In der Fertigung von metallischen Werkstücken mittels spanhebender Verfahren kommen Werkzeuge aus WC-Co Hartmetallen zum Einsatz, die zu großen Anteilen aus den kritischen Rohstoffen Wolfram und Cobalt bestehen. Da die Versorgung mit diesen Metallen aufgrund der geopolitischen Lage unsicher ist und ihre Preise stark steigen, spielt das Recycling dieser Stoffe eine entscheidende Rolle. Es ermöglicht eine nachhaltige und kostengünstige Herstellung von Metallbearbeitungswerkzeugen die in vielen Sparten industrieller Produktion benötigt werden.
Um sicherzustellen, dass die mit hohen Gehalten von bis zu 99% an hochqualitativem Recyclingmaterial hergestellten Werkzeugwerkstoffe (Ceratizit upGRADE) hinsichtlich ihrer Eigenschaften den nach aktuellen state-of-the-art hergestellten Materialien mit nominell gleicher Zusammensetzung und Gefüge ebenbürtig sind, wurde das Projekt Sec3T durchgeführt.
Das Projektziel war das Verformungs- und Schädigungsverhalten der WC-Co Hartmetalle unter Bedingungen wie sie an den Schnittkanten von Fräsern und Bohrern während der Spanbildung im Einsatz herrschen, für Materialien mit unterschiedlichem Recyclatmaterialanteil quantitativ zu vergleichen. Dabei galt es die Frage zu klären, ob beim upGRADE Material mit besonders hohem Recyklatanteil die Akkumulation von plastischer Dehnung und Schädigung schneller abläuft als beim herkömmlichen Material.
Zur Beantwortung dieser Frage wurden hochentwickelte Methoden der Werkstoffprüfung herangezogen, die in ihrer Form in Europa einzigartig und in der Lage sind bei Temperaturen von 800°C statische und zyklisch wechselnde Zug- und Drucklasten auf Hartmetall in einer Vakuumumgebung aufzubringen.
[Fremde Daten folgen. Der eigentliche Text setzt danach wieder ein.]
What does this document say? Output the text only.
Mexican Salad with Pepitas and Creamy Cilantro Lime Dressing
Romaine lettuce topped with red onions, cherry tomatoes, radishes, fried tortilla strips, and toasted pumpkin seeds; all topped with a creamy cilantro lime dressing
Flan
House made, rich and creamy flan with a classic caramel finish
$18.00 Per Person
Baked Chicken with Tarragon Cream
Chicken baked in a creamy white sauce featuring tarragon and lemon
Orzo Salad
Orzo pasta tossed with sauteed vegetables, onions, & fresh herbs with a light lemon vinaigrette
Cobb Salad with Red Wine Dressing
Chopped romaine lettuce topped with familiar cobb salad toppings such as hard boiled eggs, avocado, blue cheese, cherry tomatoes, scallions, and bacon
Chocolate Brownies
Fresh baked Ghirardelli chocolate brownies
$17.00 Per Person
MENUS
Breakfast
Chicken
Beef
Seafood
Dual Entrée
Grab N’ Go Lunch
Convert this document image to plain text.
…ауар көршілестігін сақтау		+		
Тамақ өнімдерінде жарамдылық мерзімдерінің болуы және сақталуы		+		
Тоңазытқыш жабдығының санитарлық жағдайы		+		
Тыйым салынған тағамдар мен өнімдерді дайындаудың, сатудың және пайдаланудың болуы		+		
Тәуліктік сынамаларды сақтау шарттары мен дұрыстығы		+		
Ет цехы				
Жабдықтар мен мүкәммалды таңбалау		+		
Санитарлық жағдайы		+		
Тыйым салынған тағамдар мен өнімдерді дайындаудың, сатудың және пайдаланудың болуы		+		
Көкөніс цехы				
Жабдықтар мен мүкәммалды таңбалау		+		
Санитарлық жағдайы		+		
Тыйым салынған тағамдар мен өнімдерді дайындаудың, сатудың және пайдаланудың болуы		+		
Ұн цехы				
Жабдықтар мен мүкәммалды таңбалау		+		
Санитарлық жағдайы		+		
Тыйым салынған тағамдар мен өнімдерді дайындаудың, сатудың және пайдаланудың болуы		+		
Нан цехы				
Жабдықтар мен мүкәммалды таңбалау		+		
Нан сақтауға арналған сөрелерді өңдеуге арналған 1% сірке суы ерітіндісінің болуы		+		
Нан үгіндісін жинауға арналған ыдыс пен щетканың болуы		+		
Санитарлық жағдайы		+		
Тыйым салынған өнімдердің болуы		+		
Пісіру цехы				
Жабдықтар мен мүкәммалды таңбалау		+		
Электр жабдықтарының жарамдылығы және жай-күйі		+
Dadurch wird sichergestellt, dass sich die geprüften Materialien nicht durch den Zutritt von und Reaktion mit atmosphärischem Sauerstoff verändern, d.h. oxidieren. Neben den Größenverteilungen der WC Körner im Material wurden Materialkennwerte wie Belastungsgrenzen für bleibende Verformung (Plastizität) unter ansteigender Belastung, sowie die Geschwindigkeit der Verformung unter konstanter Last (Kriechverformung) als Funktion der Prüftemperatur verglichen. Weiters wurde auch die Geschwindigkeit der Verformung der Proben unter wiederholter Belastung bei 700°C und 800°C verglichen. Für die untersuchten Belastungsfälle konnte eine sehr gute Vergleichbarkeit der Eigenschaften von state-of-the-art Material und upGRADE festgestellt werden.
Wirkungen und Effekte
Der durch das Projekt generierte Nutzen liegt in der wissensbasierten Absicherung der großangelegten Strategie zur Wiederverwendung bereits industriell gebrauchter Werkzeugmaterialien. Die Ergebnisse helfen aufzuzeigen, ob Änderungsbedarf in Herstellungsprozessen mit zyklischer Materialverwendung beim Industrieunternehmen Ceratizit Austria GmbH besteht. Das Projekt dient auch der Vertrauensbildung bei potentiell skeptischen Kunden. Die Akzeptanz der recyklierten Materialien bei diesen Kunden und Anwender:innen der Werkzeuge in industriellen Fertigungsprozessen ist wesentlich für die Erreichung von Zielen des Klima- und Umweltschutzes, sowie der effizienten Nutzung von Ressourcen. Die so unterstützte Kreislaufwirtschaft spielt eine entscheidende Rolle bei der Sicherstellung der Lieferkettensicherheit und der Reduktion von CO2-Emissionen wie auch der Abhängigkeit von externen Rohstoffquellen in Krisengebieten. Besonders hervorzuheben ist, dass die Herstellung von recycelten Hartmetallen wesentlich weniger Ressourcen kostet, einen Faktor drei an Energie einspart und so wesentlich zur Sicherung des Produktionsstandortes Österreich beiträgt.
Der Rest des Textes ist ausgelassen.